# Low Barebow Anchor



## Limey (May 6, 2005)

Not shot with a low anchor myself.

We have a guy in the UK who I know well that anchors under his chin and gaps of the top of the riser cutout.

He is usually in the top 2 in Bowhunter class (fingers no sight) in the UK 3D Champs so it works well for him.


----------



## mitchell (Mar 5, 2005)

Three under with an index finger to the mouth is.......lower. NOt quiet the same as under the chin, but alignment seems much easier to me than anything higher.
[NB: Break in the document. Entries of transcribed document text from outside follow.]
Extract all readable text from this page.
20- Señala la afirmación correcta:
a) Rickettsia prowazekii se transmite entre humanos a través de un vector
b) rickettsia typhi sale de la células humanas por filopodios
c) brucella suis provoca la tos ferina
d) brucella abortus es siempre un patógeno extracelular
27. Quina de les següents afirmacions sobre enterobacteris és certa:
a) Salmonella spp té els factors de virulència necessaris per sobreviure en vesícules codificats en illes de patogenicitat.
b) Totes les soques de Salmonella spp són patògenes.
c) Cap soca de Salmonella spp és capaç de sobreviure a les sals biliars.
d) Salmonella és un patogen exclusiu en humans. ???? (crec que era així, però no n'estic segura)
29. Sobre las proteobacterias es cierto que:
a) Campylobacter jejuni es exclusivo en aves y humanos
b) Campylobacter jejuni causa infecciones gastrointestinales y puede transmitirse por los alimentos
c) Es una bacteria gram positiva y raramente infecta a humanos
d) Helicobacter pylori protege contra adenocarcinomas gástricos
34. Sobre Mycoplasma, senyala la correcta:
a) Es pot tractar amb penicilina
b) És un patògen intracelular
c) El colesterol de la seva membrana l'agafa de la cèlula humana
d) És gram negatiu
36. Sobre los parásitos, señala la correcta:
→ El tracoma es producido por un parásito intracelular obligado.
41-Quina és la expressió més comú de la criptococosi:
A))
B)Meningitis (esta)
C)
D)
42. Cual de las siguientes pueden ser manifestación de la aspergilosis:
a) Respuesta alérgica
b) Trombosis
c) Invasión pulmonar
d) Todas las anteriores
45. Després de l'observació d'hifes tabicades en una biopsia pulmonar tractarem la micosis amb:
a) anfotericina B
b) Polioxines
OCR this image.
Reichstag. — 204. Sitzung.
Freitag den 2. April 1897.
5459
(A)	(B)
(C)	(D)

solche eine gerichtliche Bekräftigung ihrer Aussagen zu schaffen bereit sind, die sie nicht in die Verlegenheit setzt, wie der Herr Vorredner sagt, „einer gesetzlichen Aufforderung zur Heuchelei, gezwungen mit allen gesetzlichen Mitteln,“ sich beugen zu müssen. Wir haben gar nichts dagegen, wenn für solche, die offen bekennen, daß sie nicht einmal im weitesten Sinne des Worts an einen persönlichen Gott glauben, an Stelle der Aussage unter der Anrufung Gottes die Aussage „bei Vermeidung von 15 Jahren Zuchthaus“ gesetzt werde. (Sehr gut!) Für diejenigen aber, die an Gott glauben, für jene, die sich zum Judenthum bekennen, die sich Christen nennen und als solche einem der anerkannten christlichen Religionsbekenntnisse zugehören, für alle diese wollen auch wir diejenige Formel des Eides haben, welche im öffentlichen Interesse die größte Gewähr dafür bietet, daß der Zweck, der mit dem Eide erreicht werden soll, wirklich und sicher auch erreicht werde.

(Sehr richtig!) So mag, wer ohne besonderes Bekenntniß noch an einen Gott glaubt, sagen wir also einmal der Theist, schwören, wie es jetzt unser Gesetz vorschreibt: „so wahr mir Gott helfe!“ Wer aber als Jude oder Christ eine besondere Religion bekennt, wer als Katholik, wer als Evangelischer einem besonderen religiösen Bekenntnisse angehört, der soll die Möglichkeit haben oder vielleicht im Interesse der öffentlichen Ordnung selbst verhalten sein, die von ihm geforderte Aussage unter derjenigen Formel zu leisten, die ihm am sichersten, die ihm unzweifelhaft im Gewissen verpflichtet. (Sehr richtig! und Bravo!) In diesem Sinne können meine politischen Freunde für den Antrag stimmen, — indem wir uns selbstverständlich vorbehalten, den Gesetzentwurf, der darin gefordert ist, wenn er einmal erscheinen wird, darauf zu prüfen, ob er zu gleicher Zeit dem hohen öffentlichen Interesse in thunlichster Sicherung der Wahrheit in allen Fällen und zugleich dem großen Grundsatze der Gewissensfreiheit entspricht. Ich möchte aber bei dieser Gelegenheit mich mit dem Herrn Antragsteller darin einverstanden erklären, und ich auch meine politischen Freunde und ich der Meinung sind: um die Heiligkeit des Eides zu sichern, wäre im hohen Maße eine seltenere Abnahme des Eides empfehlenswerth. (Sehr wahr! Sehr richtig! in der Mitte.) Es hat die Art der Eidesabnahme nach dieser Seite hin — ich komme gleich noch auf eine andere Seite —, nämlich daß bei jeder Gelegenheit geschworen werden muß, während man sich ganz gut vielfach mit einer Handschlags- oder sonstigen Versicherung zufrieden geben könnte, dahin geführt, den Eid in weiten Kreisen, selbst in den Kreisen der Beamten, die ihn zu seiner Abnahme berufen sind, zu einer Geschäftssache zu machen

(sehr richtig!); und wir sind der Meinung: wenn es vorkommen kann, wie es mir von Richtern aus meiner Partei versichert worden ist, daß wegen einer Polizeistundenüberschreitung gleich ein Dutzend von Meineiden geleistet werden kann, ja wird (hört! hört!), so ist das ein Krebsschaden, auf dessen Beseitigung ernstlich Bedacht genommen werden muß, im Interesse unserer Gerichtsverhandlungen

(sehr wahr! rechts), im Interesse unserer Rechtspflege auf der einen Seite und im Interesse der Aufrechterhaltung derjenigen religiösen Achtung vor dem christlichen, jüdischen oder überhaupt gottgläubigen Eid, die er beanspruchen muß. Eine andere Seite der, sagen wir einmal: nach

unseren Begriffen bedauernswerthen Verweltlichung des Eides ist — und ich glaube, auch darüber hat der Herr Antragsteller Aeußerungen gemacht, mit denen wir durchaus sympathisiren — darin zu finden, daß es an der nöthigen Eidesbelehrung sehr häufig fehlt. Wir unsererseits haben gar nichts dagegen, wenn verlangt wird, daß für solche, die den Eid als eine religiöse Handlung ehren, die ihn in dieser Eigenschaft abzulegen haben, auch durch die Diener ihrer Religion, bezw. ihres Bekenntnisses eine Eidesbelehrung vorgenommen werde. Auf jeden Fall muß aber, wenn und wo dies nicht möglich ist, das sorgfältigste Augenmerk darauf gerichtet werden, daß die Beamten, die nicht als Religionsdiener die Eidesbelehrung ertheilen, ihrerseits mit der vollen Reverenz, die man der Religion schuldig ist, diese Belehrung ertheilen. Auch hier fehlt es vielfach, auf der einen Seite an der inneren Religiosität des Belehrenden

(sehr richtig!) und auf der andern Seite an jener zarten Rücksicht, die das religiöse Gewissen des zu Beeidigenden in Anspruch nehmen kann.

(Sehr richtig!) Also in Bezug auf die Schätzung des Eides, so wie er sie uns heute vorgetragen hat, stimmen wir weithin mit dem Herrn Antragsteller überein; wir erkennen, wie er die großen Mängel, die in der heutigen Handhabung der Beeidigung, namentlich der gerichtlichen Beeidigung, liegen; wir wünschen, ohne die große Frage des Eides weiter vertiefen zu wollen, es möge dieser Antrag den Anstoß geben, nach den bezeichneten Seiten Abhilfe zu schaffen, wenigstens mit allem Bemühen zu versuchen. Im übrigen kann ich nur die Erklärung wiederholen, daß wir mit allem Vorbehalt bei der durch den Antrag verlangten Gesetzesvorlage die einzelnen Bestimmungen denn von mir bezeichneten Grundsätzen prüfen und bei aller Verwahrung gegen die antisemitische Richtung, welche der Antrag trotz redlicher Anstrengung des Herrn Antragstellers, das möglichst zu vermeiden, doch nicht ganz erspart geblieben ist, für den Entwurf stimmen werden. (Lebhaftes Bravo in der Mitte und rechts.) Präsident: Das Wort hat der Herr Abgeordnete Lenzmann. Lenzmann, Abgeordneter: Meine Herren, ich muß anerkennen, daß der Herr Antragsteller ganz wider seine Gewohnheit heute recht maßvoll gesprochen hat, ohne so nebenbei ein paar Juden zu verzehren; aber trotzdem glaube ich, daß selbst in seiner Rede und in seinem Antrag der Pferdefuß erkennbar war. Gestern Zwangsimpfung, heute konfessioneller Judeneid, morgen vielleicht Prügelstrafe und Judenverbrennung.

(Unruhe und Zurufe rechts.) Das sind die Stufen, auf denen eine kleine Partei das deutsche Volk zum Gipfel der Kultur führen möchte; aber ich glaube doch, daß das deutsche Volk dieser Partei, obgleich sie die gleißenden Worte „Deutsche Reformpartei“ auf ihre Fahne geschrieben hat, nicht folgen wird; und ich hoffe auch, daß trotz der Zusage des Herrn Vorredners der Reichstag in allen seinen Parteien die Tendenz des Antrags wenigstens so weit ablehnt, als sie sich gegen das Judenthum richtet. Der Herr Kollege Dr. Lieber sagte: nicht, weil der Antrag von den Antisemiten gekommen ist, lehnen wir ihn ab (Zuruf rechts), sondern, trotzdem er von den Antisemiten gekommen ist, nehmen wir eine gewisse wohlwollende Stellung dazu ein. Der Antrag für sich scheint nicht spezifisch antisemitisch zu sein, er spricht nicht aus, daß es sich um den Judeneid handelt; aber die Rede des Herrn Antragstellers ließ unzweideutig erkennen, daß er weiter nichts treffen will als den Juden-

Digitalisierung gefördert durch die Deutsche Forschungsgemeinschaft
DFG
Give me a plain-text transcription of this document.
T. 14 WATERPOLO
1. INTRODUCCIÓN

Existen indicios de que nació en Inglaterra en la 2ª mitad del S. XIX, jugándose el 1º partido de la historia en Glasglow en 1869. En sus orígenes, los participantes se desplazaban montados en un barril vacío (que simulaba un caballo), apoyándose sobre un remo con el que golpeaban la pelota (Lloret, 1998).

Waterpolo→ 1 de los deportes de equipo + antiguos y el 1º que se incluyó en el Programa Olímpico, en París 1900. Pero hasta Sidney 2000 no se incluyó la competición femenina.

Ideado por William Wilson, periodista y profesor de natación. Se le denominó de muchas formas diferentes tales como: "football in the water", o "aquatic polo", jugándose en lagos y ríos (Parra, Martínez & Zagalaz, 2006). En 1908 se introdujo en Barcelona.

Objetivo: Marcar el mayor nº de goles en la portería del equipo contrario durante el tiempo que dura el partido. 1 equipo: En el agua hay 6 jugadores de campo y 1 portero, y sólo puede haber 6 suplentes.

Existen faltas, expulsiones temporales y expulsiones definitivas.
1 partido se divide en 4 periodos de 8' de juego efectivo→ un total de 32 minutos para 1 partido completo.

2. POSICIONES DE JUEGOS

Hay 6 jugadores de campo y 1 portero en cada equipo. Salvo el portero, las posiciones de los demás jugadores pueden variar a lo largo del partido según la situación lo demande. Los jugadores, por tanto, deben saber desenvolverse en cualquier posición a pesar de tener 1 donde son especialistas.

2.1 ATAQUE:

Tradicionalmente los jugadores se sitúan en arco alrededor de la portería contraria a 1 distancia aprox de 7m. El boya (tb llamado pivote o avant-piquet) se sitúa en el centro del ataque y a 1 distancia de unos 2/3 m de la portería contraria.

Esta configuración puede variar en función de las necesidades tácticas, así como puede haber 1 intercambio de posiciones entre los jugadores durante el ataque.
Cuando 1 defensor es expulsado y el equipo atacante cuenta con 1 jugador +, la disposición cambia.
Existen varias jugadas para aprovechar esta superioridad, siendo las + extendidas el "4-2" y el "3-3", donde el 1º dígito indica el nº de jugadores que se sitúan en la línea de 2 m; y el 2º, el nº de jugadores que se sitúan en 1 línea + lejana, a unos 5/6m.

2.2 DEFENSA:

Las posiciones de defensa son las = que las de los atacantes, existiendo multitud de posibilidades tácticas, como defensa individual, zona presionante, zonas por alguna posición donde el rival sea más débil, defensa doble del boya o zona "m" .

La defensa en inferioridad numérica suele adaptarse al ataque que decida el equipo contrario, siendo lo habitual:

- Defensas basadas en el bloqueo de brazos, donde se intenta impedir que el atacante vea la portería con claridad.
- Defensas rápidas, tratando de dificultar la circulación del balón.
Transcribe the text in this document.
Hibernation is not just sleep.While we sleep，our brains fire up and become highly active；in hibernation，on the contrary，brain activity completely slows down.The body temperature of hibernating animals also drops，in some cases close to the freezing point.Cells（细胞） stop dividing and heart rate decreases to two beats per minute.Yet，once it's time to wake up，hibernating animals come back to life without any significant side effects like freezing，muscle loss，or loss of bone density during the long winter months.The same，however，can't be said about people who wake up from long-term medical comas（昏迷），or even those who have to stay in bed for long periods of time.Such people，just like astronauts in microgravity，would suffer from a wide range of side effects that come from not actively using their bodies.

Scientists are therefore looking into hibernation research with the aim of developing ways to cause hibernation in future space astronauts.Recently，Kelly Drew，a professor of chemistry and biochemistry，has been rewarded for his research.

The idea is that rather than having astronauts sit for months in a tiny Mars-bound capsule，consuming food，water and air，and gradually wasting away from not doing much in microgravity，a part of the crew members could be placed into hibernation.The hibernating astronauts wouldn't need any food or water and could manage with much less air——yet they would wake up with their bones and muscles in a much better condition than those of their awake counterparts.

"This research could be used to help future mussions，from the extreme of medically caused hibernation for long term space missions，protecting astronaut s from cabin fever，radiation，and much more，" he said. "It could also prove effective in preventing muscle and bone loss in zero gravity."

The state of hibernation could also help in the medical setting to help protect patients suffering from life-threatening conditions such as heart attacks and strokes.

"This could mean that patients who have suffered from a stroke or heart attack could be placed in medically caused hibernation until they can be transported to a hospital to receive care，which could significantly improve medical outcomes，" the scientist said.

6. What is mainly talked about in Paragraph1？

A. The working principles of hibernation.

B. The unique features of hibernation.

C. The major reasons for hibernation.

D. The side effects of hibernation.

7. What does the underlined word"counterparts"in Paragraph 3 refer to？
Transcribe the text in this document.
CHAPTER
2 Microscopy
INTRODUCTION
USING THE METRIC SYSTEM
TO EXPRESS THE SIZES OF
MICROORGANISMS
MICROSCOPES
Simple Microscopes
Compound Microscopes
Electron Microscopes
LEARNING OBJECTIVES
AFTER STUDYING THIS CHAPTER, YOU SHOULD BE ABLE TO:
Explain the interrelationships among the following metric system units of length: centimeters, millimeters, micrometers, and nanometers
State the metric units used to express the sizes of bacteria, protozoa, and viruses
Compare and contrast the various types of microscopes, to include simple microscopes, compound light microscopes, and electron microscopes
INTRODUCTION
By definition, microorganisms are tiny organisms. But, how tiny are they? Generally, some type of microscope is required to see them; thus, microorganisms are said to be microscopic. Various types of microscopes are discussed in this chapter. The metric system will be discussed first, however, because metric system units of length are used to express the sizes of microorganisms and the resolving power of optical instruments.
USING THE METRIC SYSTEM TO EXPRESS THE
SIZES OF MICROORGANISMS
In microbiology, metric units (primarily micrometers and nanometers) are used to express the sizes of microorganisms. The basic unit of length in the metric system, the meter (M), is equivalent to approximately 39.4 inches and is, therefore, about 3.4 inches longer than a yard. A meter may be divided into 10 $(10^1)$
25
That said, and assuming you are shooting bare bow, if you are a true gapper it may not work as well, as the gap gets bigger. I shoot off of a sight picture so it still works fine, at least for hunting.


----------



## Hollowpoint (Jul 10, 2003)

I shoot 2 split with my top finger in the corner of my mouth, (compound). I get great range, but at 20yds my gap is to big to even see.


----------



## lizardbow (Jun 3, 2005)

*anchor*

I anchor under my chin and touch the string to my nose while shooting recurve or compound with sights. For barebow recurve I'll anchor at the corner of my mouth. 

It's a much better way to anchor at full draw in my opinion. Easier to get back tension, stronger draw position, lots of clearence for fingers under your jaw bone etc.


----------